First I’d like to preface by saying I apologize from the bottom-est pit of my heart for missing yesterday’s blog. I honestly don’t know what came over me, I was working late finishing an Alteryx course and it completely slipped my mind!! But I’m here, we fall but we get up.
Today was an interesting day, I woke up this morning to the news that one of my coworkers left. I was working with him quite closely, so it was a shock that he just left out of the blue!! And then that just set something off in me. I had a talk with my counsellor, and he felt the same. I then spoke to a partner, and I finally got something to work on. So I was doing that, then went to my workout class, then to the cafe to grind it out. Then I took an hour break, and gotta head to the shower + do some more work. But it’s been interesting figuring it out. I also realized there’s some power in the cliched phrase “Just do it”.
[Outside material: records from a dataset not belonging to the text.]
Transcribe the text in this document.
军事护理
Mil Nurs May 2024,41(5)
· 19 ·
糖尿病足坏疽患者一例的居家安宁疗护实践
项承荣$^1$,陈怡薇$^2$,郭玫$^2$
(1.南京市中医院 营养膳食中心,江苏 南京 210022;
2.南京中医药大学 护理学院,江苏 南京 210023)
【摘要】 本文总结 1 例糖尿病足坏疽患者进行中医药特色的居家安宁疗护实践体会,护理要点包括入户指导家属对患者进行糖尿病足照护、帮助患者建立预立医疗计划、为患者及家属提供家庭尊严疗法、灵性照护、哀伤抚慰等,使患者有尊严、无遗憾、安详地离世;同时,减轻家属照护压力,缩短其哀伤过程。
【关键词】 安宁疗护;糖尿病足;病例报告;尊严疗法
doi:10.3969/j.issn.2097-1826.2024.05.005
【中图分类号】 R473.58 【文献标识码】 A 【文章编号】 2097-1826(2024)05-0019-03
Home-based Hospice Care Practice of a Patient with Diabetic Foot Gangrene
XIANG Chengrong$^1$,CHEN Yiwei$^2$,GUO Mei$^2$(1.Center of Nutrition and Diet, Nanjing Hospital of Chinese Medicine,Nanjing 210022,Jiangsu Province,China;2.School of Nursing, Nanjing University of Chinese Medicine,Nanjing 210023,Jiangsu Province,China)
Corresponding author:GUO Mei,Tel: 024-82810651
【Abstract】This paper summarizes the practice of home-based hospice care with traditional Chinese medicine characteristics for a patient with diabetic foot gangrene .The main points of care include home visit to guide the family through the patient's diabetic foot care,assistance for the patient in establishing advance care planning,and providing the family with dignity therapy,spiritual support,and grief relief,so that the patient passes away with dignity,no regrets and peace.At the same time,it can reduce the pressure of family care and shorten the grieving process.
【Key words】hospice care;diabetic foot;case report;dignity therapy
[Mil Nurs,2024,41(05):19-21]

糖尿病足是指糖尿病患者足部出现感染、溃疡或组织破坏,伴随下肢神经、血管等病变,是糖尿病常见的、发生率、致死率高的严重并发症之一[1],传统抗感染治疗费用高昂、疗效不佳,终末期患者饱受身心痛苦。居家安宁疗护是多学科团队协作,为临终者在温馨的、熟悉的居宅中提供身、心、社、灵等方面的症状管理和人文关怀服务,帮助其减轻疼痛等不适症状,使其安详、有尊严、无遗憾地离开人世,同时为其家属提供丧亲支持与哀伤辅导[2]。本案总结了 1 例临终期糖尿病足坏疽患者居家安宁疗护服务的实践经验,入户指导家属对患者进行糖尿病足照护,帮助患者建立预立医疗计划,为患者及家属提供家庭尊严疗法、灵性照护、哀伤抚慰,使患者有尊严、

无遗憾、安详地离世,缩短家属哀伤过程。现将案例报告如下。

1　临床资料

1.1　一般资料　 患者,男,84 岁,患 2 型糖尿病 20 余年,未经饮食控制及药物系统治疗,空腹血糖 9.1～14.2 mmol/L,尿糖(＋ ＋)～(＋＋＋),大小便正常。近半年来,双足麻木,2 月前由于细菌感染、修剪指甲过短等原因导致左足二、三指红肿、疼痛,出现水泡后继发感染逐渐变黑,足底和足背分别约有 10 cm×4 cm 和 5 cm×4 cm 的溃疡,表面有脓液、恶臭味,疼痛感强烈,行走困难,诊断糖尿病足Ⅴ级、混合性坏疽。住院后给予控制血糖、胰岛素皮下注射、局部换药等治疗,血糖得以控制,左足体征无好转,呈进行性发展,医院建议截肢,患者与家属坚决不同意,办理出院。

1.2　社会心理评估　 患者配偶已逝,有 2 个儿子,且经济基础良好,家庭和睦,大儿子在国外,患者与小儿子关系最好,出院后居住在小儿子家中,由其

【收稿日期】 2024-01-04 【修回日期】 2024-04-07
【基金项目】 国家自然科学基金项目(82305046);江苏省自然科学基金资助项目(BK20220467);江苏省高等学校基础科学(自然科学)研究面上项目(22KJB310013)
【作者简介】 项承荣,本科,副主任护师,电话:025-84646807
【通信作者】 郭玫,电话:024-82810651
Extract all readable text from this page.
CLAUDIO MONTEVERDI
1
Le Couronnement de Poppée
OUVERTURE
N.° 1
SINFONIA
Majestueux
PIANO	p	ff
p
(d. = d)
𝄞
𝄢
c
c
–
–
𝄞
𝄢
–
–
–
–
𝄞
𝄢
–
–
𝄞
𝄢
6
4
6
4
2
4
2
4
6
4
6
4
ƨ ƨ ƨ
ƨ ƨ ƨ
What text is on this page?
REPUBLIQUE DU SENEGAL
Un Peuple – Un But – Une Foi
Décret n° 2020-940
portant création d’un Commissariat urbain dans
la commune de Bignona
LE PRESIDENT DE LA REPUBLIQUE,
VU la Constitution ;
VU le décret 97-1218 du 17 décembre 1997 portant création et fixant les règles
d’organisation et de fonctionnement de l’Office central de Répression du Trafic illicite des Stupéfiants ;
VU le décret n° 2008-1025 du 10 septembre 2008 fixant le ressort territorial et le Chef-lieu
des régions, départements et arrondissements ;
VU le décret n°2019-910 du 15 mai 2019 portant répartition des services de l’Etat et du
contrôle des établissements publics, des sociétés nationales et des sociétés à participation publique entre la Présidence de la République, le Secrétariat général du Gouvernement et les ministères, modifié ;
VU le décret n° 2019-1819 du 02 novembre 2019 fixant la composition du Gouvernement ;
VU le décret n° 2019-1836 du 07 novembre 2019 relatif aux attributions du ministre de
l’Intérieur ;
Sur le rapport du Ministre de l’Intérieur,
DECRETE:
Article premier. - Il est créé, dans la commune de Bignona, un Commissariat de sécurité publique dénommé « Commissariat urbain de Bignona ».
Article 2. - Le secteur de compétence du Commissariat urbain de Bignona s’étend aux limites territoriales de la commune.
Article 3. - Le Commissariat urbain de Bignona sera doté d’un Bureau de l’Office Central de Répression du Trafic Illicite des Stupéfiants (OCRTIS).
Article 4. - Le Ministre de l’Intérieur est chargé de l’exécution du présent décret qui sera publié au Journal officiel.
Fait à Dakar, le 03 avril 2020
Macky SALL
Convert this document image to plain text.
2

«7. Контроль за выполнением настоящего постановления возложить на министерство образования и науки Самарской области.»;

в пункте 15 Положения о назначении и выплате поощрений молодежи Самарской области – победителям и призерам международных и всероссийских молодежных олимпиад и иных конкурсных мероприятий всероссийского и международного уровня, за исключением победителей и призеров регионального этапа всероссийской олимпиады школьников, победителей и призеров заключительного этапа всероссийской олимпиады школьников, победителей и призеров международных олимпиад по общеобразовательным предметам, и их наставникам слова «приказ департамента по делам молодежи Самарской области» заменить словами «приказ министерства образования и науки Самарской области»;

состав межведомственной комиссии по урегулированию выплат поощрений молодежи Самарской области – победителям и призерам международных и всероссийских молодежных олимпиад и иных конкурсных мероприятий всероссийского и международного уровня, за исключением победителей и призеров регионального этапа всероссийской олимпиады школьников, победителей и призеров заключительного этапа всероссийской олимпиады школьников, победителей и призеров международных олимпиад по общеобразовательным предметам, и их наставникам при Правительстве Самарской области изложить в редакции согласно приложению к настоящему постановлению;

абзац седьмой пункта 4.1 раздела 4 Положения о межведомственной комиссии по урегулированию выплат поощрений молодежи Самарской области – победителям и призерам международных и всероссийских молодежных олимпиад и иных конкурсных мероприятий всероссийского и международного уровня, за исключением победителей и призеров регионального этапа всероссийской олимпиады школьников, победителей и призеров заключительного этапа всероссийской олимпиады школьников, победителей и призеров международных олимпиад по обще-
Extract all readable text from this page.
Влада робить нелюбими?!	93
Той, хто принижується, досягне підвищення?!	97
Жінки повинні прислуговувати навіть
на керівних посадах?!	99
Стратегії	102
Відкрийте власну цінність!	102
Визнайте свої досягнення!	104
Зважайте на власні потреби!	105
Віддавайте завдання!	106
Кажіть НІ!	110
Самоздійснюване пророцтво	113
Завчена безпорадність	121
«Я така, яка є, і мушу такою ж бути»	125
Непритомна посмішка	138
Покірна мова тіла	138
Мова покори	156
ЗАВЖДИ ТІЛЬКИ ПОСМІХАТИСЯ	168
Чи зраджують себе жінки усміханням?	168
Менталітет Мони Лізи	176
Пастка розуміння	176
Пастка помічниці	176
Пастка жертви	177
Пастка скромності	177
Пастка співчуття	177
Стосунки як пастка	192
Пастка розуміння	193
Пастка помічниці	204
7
So many times in my life, I’ve questioned my own decisions, my own intuitions, my own capabilities and my judgement. It’s like I don’t trust myself. Or maybe it’s that I don’t trust that I can handle anything that comes my way if I haven’t done it before. But I have to suck at something before I love it. Before I become better at it. I don’t have to be innately good anything if I have the work ethic to get there. I’ve been on the fence about a moving decision for a while now! And I’m just afraid to jump the gun because of the comfort here – and the newness there. But if I don’t do it now, when will I? And there are so many things that excite me about that world, and who’s standing in my way? Me. Before I even take the leap, my mind is bombarded with questions like “omg what if i hate it?” “who do I know there?” “what if I don’t know what I’m doing?”. All those things are plausible situations, but the only way I’ll find out is by doing it. Obviously nothing is confirmed, but I just noticed how much my self-doubt stands in the way of any progress.
Even with any new work, before I even give it a shot, all the anxiety and doubt in my head fills me to the brim. Sometimes, you really just have to do it. When I think to my past and scenarios where I’ve overcome that feeling, it’s solely been through action. Just doing it. Putting my all into it like there’s no other option. When I operate like there’s no other option, like I have nothing to lose, that’s when I win. I think that’s the way to go in a mind like mine!!
Moral of the long winded story: Soldier on like there’s no other way. Do it anyway, figure it out, step by step. AND DON’T GIVE UP! Keep going. If you really want it, it’ll happen.